Summer job in nation's Capitol expands horizon
WHEN my brother became 16, he was willing to take any job as long as it was not at a fast-food restaurant. He applied at many establishments and, in the end, found himself flipping burgers anyway. Although my brother has moved on to bigger and better things, he and my mom have always told me that I, too, would end up at a fast-food restaurant for my first job. Well, this summer, I'm glad to have proved them wrong.
I recently returned from my first job in Washington, D.C., as a Democratic House page. While many of my peers at home were trying to get out of work by calling in sick, I woke up every morning excited to go to work. I proudly put on my coat and tie and walked those great steps through the entrance of our nation's Capitol.
I loved every aspect of my job. I love the people I met, the lifelong friends I made and especially the cafeteria food. Although I didn't have much luck finding white rice in the Capitol, a sandwich, salad and froyo (frozen yogurt) was more than enough to satisfy my Asian appetite.
COURTESY ANGELIE ANGELES
Angelie Angeles posed with Rep. Neil Abercrombie on the steps of the U.S. Capitol, in Washington, D.C.
WHILE WORKING, I met many influential people. Some of my favorite lawmakers include Rep. Mike Honda of California, Democratic leader Nancy Pelosi, Rep. Tim Ryan of Ohio, and, of course, Hawaii's own Rep. Neil Abercrombie. Apparently, Congressman Abercrombie is very popular with young people like me, as I was told time and time again by my peers how lucky I was to be sponsored by him.
The Democratic House page desk is situated right on the House floor, so I heard a lot about all the bills that were being presented during those three weeks. The bills that brought the most controversy were the War on Terror resolution and a bill about a salmon shortage in California.

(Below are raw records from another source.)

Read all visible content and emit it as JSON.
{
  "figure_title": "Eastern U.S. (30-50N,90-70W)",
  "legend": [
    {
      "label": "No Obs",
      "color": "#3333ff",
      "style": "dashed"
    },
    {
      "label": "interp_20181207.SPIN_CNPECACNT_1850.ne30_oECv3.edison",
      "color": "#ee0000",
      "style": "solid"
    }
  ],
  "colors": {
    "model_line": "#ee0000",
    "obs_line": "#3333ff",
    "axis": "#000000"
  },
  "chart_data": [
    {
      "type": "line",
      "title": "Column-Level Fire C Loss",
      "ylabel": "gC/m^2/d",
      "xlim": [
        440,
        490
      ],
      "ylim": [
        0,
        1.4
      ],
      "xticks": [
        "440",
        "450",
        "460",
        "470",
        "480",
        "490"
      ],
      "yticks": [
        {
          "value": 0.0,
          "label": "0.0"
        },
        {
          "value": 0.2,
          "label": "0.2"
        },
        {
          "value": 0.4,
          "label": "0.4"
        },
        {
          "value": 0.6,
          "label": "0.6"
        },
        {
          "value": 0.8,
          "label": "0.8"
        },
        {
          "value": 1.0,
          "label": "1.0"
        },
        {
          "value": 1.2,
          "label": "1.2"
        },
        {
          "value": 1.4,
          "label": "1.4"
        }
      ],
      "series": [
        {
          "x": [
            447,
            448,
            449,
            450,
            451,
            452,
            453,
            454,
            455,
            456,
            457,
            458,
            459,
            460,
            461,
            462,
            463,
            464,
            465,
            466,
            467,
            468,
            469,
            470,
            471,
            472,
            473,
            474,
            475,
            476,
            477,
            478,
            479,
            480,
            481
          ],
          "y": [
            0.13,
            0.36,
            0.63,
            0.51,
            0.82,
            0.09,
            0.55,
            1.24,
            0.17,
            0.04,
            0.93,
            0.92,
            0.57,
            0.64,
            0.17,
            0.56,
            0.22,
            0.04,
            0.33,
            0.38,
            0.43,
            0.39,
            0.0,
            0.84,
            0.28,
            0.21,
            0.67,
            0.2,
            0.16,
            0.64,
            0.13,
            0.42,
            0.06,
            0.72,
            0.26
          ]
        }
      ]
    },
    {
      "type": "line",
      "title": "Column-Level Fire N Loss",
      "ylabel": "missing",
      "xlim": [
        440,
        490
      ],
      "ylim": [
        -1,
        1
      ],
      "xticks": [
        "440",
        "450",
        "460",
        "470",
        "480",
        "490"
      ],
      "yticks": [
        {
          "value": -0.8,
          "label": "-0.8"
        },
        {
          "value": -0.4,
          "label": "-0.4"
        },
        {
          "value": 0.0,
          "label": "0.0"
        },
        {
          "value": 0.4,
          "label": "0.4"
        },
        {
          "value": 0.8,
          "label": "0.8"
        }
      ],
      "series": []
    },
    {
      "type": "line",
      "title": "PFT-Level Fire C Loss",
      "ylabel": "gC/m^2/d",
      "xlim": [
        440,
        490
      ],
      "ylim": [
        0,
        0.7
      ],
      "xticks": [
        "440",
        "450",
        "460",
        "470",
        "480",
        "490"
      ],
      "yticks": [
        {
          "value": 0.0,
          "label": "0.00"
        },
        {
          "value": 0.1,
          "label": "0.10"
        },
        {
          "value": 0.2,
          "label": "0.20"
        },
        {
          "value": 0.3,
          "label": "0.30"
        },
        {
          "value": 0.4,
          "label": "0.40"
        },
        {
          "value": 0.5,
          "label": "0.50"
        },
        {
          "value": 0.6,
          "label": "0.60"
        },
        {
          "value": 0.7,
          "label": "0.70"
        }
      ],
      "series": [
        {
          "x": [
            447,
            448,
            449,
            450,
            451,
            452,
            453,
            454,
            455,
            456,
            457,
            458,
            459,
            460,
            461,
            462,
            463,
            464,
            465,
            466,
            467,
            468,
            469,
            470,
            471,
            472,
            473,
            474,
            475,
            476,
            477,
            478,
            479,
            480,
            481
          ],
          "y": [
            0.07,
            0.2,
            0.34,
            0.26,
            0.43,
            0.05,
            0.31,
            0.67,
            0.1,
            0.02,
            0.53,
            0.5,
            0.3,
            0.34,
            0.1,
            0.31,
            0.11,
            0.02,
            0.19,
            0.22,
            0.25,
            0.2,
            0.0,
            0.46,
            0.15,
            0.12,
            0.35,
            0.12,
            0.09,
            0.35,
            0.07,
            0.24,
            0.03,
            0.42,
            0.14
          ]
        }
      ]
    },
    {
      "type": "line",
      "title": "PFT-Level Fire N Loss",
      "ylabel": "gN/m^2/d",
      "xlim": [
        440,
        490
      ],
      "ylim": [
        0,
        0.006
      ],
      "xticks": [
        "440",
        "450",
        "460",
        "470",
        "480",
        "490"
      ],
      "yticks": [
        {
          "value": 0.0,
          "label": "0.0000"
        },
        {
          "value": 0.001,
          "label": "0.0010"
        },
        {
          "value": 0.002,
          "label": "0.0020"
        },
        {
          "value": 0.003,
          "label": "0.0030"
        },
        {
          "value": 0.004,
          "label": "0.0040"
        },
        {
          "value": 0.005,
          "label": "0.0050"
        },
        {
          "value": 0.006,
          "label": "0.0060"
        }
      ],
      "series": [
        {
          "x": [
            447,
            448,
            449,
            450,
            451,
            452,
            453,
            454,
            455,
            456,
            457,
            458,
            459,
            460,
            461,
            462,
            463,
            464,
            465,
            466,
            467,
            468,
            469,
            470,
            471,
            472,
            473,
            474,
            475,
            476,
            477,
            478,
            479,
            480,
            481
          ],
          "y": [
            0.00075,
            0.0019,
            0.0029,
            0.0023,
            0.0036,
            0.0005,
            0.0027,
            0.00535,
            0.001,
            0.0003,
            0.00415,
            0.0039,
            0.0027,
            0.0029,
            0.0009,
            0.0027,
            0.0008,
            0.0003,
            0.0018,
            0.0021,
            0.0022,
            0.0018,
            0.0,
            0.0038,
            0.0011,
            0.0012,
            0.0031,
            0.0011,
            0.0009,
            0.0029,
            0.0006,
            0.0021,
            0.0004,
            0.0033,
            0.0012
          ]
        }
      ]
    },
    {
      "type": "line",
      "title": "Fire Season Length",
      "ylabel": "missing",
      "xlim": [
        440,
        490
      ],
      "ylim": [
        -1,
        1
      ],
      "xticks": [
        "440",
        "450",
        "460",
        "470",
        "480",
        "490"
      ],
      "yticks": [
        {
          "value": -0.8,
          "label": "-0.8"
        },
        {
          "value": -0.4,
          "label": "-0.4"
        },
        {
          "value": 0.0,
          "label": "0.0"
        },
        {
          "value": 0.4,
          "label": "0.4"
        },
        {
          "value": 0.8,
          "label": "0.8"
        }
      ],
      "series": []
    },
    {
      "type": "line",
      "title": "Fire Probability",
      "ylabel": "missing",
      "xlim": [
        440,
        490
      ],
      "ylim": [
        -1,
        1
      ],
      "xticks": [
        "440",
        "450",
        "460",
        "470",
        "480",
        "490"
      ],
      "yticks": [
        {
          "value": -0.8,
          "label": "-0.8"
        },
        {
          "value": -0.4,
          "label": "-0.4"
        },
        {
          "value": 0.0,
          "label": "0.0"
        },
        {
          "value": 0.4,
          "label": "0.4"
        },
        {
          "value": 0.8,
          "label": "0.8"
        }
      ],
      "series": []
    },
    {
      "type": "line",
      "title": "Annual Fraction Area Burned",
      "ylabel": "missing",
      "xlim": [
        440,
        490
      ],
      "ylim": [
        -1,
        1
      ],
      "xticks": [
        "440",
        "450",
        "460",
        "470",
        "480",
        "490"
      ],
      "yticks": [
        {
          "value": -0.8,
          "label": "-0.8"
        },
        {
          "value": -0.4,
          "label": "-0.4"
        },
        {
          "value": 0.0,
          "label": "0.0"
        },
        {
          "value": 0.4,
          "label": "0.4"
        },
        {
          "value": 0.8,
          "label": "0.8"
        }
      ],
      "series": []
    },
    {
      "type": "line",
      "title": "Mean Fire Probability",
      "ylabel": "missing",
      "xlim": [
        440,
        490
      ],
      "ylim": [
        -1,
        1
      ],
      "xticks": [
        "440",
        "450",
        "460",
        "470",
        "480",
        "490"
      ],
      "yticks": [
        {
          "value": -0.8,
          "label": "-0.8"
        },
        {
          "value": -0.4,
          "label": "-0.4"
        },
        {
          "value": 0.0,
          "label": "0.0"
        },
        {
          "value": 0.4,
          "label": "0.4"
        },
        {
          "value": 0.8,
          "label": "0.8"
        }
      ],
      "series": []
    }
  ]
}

On the war resolution, House members held a 10-hour debate, and practically every congressman and woman who spoke on the floor said nearly the same thing: that our troops have served their country well and that we need to determine a strategy to bring them home. The California salmon debate was especially memorable because it escalated almost to a point where Democrats and Republicans engaged in battle on the House floor regarding the fish shortage.
THE THING I'LL miss most about my stay in D.C. was the friends I made. I not only have friends in Hawaii, but all over the country -- from Hayward, Calif., to as far away as Knoxville, Tenn. The craziest thing I did with my friends was free-falling 173 feet above the state of Virginia in Kings Dominion Amusement Park. Definitely something I'll never forget. Our dorm director told us that we would make life-long friends in this program. At first, I did not believe him since the program lasted only three weeks, but when we lived and worked together 24/7, we became really close. To this day, we still keep in touch, via cell phone, instant messaging or e-mail.
Ever since I started high school, I have been trying to find ways to make these years worthwhile. I wanted something more out of my high school years than just good grades. Spending the summer in D.C. has been a life-changing experience, and if given the chance, I would do it all over again in a heartbeat. Many students believe that being successful in high school is getting good grades, National Honor Society, community service, AP classes, being in sports, just being the classic overachiever. Success to me means more than being a well-rounded student. It means doing something not everyone can do. It means taking a chance and stepping out of my comfort zone. I want those once-in-a-life-time experiences, and I most certainly believe that this is one that I'll never forget.
Angelie Angeles goes to Waipahu High School, where she will be a senior next year.